Old does not mean redundant unless better studies have come along to challenge their findings, the only later real jitter research puts thresholds much higher (admittedly random , not signal correlated) , just as a thought there are research papers from the 1950s and 1960s that are still relevant today.

 

 

The headphones being uses were cheap, entry level $50 sony headphones. I don't judge equipment by the price but there is a point where you can't make definitive and serious generalizations when the test equipment is so subpar.

 

You obviously do use price as part of your judgment or you would not mention the price of the Sonys, which as I understand it have an admirably flat FR for headphones and low distortion, two characteristics I would think would be vital for serious tonal discrimination tasks, no ?

 

 

 

Many audiphiles and (especially) spend a lot of time and money choosing the best dac chip, opamp, capacitor, piece of wire, power cord, headphone amp, headphone cable... all of which are considered as useless in such studies.

If you want to apply logic and science, you should, for the sake of generalization, assume that all the audiophool claims are true (even if you think they are not).

In order to prove that jitter do not exist, you cannot assume that all interconnects, opamps, capacitors, dac chips sound the same as long as they "measure" the same. You are just using a bunch of flawed studies to validate another flawed study.

When I will start seeing studies about jitter conducted in the same rigourous and open minded way as Kunchur conducted his studies (see here: http://www.physics.sc.edu/~kunchur/informat.htm#papers), then I will start taking those studies seriously.

 

?????? - this is all about superconductors not audio ?

 

Kunchur's paper is interesting, he uses a source with 68ns jitter, so he obviously does not consider jitter a big problem or he would get better kit . I would be more interested though if he used music and not square waves. He does get some things a bit wrong though, for instance JND at 69 db is about 0.35db not 0.7 (Backus)  so is perilously close to the level differences caused by speaker displacement, but his lack of music based listening tests is the real flaw for us. I am also concerned about the effect of moving two powerful electromagnets (hum ?).  Even with all this he moves the threshold down 3 microseconds from 9 to 6 under extraordinary conditions that no-one outside of a lab will ever experience, is this a big deal ?

 

It is not because you follow a "scientific" method that you always end up with the truth.
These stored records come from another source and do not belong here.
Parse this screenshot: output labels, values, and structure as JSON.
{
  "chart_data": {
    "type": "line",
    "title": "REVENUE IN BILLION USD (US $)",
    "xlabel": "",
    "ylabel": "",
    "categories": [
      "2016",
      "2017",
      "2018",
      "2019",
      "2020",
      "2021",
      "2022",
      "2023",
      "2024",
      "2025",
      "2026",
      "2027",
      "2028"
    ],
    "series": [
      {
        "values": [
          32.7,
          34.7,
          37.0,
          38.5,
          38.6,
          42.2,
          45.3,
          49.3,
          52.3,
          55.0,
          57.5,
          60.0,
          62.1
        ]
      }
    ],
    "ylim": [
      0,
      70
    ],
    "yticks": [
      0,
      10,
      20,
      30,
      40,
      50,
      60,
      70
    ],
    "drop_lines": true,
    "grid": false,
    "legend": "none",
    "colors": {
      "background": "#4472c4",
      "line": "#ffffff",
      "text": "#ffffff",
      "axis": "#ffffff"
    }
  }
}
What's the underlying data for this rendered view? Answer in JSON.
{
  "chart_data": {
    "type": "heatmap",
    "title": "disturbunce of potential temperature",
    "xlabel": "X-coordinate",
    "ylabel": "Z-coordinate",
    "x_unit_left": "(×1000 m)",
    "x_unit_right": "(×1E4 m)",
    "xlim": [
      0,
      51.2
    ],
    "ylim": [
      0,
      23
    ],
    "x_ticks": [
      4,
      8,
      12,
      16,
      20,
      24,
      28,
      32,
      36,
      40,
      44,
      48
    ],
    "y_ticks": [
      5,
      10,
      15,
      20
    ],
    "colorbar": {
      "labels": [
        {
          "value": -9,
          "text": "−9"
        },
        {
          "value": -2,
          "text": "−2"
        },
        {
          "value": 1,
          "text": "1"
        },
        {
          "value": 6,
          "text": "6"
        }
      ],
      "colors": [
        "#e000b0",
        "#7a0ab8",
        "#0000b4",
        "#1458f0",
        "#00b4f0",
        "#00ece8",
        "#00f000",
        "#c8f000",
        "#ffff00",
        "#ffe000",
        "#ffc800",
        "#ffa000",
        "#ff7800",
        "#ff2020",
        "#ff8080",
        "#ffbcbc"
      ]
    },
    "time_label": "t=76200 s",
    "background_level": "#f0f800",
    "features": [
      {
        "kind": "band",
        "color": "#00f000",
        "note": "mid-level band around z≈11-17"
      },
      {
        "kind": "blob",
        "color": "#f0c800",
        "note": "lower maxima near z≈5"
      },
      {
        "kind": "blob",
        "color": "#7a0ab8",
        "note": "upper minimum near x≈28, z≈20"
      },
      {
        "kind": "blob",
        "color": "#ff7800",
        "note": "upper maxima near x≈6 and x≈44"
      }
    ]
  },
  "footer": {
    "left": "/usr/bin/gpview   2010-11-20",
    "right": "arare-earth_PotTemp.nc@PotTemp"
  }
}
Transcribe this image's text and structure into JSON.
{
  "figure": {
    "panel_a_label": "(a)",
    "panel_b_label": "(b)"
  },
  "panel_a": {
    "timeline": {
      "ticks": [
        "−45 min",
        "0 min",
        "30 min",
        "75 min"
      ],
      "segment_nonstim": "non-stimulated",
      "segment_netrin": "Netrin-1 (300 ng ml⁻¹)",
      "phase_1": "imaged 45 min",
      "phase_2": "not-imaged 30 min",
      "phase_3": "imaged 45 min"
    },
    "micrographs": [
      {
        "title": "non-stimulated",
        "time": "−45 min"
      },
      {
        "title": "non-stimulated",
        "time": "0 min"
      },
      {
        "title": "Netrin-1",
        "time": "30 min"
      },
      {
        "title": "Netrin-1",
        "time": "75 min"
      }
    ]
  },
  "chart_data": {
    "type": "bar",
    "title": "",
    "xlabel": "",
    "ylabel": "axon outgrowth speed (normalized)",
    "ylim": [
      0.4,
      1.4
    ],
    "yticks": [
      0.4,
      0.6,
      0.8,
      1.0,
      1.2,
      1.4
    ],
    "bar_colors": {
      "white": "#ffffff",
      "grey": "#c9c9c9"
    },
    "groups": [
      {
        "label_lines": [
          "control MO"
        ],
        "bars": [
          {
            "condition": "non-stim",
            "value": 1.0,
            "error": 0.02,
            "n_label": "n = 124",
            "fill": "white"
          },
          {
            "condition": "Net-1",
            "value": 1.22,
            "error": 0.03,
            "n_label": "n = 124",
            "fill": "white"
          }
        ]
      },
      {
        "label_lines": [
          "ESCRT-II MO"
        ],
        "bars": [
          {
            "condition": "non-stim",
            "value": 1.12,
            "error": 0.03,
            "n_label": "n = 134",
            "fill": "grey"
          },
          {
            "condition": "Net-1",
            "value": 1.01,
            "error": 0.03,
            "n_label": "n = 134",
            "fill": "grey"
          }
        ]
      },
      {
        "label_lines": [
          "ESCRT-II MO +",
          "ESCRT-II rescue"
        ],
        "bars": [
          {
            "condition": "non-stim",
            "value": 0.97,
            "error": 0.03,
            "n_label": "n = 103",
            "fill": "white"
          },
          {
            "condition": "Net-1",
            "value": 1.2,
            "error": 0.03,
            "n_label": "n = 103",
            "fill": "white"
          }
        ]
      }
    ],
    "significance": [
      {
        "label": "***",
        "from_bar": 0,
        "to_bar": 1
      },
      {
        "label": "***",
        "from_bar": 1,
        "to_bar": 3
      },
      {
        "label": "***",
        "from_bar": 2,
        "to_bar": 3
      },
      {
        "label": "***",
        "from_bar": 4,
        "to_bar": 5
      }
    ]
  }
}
When making the wrong assumptions (about what is audible and not) and using cheap and non representative equipment, it is easy to imagine how flawed such studies can be.
If you read Kunchur's paper, you will see that in order to test the temporal resolution (time domain) of humans, he couldn't find a CD player that was good enough. He had to use a high quality analog wave generator to test the human ears at the highest frequencies. What it means is pretty obvious if you can't (or don't want to) understand it: the human ear is better than most CD players out there. If CDs were good enough, he wouldn't have needed to look for something better.
Of course, he didn't just assume that a cheap $200 "pro" monitors were good enough because some cheap studios use it. He used a high quality ribbon tweeter and custom made electronics.

If he had used poor equipment (because they are good enough according to him) like Benjamin and Gannon, he would have reached a different conclusion.

Nick Charles, I really hope that one day you will try to do some serious research on the subject and not just throw at people outdated research about jitter. Recommending to people to buy an outdated research paper that used the wrong equipment and wrong assumptions doesn't reflect very well on you.

 

Can you demonstrate to me empirically that jitter is audible at levels lower than that found by B and G ?.

 

Can you prove to me empirically that jitter detection is significantly improved by "serious" kit ?

 

If you can find a paper that conducts a research using "serious" equipment (DCS, Esoteric ... dacs; Stax, HD800, LCD2, T1 ... headphones) then I will take those papers seriously. Untill then it is a bad advice to recommend people spending their money on a poor and outdated study, even if it one of the only ones on the subject.